COMANAV : La nouvelle compagne promet

Pour sa campagne 2017-2018, la compagnie de transport fluvial envisage de transporter 17 000 passagers et 10 704 tonnes de marchandises

Le quai de Koulikoro était particulièrement animé mardi dernier. Les bateaux Kankou Moussa, Tombouctou et Firhoun Ag El Insar étaient accostés sur les berges du fleuve. L’air heureux, les travailleurs de la Compagnie malienne de navigation (COMANAV) avaient mis leurs habits neufs pour la nouvelle campagne. Des nuages pluvieux menaçaient de gâter la fête. Accroché à la proue et à la poupe des navires, le drapeau national flottait au vent fluvial du matin. Une cantatrice célèbre de la localité chantait les faits d’armes de la COMANAV.

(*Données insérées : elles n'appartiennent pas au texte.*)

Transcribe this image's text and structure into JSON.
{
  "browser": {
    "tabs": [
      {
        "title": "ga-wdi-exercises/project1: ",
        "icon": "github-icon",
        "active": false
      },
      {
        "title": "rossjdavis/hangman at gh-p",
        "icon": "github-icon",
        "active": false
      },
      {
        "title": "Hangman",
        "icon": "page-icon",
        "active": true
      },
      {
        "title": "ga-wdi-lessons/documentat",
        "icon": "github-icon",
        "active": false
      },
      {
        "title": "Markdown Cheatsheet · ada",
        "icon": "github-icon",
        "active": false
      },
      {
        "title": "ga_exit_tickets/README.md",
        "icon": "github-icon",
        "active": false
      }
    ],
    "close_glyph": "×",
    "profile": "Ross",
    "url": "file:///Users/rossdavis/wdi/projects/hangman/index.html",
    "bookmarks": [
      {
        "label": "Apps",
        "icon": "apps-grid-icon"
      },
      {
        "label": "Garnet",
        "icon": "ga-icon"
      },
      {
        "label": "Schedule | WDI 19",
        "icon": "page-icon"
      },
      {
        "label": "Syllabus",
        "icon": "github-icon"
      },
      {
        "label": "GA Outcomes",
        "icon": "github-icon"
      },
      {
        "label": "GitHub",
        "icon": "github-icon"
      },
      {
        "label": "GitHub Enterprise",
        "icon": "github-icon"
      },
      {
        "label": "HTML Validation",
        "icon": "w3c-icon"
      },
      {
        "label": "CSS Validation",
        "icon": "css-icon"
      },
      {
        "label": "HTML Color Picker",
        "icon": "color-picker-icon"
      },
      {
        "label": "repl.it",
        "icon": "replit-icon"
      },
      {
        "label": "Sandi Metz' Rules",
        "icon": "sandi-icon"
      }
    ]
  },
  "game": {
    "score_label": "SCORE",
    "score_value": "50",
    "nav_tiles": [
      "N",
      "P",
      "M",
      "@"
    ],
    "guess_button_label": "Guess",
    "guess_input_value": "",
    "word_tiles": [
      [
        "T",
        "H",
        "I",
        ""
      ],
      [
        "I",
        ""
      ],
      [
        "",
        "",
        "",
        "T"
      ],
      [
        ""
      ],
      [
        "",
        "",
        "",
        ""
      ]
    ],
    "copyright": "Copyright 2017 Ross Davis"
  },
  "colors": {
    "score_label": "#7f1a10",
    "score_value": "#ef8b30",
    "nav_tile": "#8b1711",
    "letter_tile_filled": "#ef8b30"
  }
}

C’est dans cette atmosphère conviviale et festive que la délégation du ministre des Transports a été accueillie sur le quai de Koulikoro. Après s’être installé dans la cabine du bateau Firhoun Ag El Insar, Me Baber Gano tient le macaron du navire pour lancer officiellement la campagne 2017-2018 de la COMANAV.

En commandant de bord, le ministre fera une courte croisière en compagnie du gouverneur de la Région de Koulikoro, Sékou Coulibaly, du maire de la commune de la ville, Ely Diarra et de la présidente directrice générale de la COMANAV, Elwangary Maïmouna Haïdara.
Avant cette petite balade sur les eaux du Djoliba, la PDG de la COMANAV avait venté les bons résultats enregistrés par la société au titre de la campagne 2016-2017. «En 2016, la COMANAV a réalisé 70 rotations (voyages), transporté 12 884 passagers et 8 203 tonnes de marchandises», a indiqué Elwangary Maïmouna Haïdara. Elle a précisé que les bateaux à faible tirant d’eau (les nouveaux bateaux Modibo Keïta et Firoun Ag Al Insar) ont fortement contribué à l’atteinte de ces résultats.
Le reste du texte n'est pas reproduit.